= Appleton Building =

Building in Manhattan, New York (destroyed 1867)

The Appleton Building occupied the front of a small block which was bounded by Broadway, Leonard Street, and Catharine Alley in New York City. It stood on the site of what is now 346 Broadway, was four stories tall, and was constructed entirely of brown stone. It was a familiar landmark in a quickly changing Broadway of the mid-19th century. It was one of Broadway's oldest buildings.

==History==

The Appletons were publishers who left the address for offices at a marble store located at 343 and 345 Broadway, in April 1860. Afterward
the Appleton Building underwent considerable alterations prior to welcoming its new tenants, Graybon, McCreary, & Co., dry goods merchants.
They leased the entire establishment after relocating from Park Place. The firm occupied the entire ground floor and basement for their own business.

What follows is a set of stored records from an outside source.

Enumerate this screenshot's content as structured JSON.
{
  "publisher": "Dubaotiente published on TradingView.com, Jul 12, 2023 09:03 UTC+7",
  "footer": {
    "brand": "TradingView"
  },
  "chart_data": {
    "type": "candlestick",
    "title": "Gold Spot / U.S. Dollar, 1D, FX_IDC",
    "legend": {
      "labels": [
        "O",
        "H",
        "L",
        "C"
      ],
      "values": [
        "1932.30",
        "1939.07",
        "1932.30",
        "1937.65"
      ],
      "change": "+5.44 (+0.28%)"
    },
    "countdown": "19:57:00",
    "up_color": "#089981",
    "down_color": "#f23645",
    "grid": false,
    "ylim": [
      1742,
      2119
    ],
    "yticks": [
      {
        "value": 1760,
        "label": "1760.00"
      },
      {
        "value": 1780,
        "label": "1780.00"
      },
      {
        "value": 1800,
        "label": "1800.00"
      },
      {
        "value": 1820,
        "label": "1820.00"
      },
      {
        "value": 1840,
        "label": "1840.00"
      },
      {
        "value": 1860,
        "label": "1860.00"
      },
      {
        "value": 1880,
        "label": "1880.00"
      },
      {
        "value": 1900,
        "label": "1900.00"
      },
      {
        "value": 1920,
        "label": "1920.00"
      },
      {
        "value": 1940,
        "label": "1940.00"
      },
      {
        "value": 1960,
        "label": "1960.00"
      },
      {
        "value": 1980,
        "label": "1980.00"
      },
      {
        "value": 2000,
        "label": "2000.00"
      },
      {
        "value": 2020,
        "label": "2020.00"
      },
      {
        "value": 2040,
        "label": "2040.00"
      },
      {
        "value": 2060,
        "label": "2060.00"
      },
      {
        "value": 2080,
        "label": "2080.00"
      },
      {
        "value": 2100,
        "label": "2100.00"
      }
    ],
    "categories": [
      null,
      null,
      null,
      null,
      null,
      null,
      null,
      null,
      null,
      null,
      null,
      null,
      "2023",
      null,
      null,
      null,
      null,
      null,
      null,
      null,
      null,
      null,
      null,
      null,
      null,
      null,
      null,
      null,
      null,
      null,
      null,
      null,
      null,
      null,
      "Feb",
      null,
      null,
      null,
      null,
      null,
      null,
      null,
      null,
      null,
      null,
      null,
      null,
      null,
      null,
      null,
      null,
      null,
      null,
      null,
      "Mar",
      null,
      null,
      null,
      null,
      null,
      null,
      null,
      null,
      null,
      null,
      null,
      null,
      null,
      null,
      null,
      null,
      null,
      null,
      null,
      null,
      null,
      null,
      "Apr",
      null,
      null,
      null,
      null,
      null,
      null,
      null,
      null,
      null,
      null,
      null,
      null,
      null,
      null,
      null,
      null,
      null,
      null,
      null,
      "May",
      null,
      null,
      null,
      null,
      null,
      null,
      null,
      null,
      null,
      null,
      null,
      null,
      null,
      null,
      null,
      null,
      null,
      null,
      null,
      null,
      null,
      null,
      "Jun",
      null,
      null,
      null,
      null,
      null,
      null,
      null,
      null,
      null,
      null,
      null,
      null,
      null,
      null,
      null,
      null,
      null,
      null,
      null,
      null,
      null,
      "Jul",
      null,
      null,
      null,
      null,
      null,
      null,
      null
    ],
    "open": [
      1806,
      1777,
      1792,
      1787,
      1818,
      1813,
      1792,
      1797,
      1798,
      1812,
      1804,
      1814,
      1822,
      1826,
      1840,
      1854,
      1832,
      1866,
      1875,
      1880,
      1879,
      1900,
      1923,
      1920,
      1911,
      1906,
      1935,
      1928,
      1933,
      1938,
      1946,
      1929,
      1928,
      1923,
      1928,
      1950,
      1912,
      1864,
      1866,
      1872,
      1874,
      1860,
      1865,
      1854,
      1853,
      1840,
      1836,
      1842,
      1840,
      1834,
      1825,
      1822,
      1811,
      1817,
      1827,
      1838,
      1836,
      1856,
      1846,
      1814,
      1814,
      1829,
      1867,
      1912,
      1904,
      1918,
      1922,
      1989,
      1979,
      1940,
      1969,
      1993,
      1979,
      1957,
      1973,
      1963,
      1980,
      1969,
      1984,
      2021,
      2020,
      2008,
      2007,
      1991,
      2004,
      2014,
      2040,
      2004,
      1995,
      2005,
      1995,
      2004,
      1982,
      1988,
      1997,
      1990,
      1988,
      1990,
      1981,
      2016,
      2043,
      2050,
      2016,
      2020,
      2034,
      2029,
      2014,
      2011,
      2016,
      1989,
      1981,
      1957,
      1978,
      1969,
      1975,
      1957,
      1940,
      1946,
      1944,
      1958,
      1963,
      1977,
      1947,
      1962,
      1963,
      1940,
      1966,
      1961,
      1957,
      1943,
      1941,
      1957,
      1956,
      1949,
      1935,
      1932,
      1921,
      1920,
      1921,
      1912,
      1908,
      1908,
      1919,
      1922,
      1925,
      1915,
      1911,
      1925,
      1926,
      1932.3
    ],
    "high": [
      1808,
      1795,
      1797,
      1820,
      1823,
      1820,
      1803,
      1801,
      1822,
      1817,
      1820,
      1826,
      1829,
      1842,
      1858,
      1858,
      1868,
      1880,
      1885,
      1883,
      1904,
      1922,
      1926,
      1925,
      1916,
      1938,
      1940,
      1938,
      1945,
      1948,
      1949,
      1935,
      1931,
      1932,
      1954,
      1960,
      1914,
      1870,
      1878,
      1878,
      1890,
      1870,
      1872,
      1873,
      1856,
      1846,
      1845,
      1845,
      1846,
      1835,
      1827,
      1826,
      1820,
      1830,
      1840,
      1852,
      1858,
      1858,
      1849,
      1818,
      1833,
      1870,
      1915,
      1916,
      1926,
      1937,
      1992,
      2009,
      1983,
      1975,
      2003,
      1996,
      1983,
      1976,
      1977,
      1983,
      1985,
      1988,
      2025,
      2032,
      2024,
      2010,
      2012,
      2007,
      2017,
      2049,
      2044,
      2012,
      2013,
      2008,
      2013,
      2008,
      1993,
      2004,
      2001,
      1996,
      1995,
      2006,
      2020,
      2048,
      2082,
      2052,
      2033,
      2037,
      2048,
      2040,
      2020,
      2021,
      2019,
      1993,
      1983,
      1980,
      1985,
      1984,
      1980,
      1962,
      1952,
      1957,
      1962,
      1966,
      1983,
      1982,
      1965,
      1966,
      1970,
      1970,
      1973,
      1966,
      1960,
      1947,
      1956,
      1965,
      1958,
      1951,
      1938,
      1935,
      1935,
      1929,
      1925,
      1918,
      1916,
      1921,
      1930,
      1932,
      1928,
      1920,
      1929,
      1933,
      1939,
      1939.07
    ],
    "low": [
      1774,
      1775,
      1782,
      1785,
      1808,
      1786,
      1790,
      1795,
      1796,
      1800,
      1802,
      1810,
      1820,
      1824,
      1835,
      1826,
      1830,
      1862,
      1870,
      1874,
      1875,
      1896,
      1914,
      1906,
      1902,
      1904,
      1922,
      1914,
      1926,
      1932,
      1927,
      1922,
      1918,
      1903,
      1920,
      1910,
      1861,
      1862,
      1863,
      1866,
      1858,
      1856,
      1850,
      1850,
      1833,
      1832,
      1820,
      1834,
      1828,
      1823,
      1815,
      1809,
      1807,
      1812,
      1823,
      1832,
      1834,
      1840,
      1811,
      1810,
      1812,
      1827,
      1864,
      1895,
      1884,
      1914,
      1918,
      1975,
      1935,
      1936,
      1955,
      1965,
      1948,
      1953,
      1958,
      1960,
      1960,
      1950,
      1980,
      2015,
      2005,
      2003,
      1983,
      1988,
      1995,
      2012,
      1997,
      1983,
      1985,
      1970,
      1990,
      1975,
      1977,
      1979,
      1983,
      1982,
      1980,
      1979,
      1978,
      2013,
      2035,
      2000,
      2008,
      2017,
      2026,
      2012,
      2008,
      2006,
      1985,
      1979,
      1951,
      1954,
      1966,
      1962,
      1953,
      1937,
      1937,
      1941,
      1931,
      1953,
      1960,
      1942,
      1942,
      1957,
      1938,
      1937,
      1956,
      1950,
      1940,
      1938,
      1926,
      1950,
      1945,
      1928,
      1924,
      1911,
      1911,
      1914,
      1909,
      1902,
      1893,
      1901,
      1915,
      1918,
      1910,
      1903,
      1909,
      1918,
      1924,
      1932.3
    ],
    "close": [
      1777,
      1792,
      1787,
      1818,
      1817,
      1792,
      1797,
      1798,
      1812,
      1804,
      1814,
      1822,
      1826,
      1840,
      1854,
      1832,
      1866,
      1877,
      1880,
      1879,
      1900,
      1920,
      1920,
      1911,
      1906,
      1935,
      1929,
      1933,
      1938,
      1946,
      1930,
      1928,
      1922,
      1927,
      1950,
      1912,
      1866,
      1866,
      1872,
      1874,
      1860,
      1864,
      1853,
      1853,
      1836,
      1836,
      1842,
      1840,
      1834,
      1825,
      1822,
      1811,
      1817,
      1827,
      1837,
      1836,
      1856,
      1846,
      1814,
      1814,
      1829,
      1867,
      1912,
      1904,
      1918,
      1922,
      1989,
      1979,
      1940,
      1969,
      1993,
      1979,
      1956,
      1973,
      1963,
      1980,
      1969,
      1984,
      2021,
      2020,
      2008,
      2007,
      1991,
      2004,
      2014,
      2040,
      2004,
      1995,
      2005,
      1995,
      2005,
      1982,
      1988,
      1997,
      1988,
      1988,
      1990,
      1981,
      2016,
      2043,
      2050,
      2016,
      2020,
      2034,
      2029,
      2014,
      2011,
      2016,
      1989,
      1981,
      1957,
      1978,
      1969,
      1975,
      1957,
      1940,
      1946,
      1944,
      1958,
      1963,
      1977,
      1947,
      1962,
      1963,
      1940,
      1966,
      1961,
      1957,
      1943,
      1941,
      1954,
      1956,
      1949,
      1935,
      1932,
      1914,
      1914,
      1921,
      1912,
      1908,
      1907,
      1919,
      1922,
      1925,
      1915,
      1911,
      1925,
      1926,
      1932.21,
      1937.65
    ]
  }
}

The building was the home of S.B. Chittenden & Company, wholesale dealers and importers of dry goods of all types. It was owned by Messrs. Appleton & Company and valued at $250,000, at the time of its destruction. Appleton & Company took over its ownership after it was vacated by the Society Library. In March 1854 Geo. Carstensen and Chs. Gildemeister, architects, maintained their offices in the building. In January 1855 the firm of Foster, Dixon & Company was giving lessons in writing, mathematics, and bookkeeping at 346 Broadway. Men who answered their The New York Times advertisement would be quickly prepared for a career in the counting house. The New York Book Publishers' Association held a meeting at their Appleton Building offices on September 12, 1855. Its members attended with association Vice President, A.S. Barnes, presiding. C.C. Marsh, an accountant, advertised practice for bookkeeping and mercantile affairs at 348 Broadway in February 1857.

==Cartoons of Raphael==

Charles B. Norton, a bibliographical agent at the Appleton Building, secured for sale in New York City, fine paper copies of a series of impressions of Raphael cartoons. These were obtained from the government plates at Hampton Court in December 1859. They measured 38 X 25 inches. Produced by Day & Son, engravers to Queen Victoria, a set of seven cartoons sold for $10 in New York.

==Destroyed by fire==

The structure burned on February 12, 1867, during an intense fire which was discovered by an officer of the 6th precinct at 5:40 a.m.
Within an hour's time, flames had engulfed the huge and isolated building. E.S. Jaffray & Company, a dry goods house, which occupied the building on the north side of Leonard Street, was engulfed by flames in its upper floors. Nearly all of its windows were burned but the flames were quickly extinguished. S.B. Chittenden sustained a loss estimated between $800,000 and $1 million. The business had only a few days prior rejected an offer of $100,000 to lease the Appleton Building. The structure was a total loss.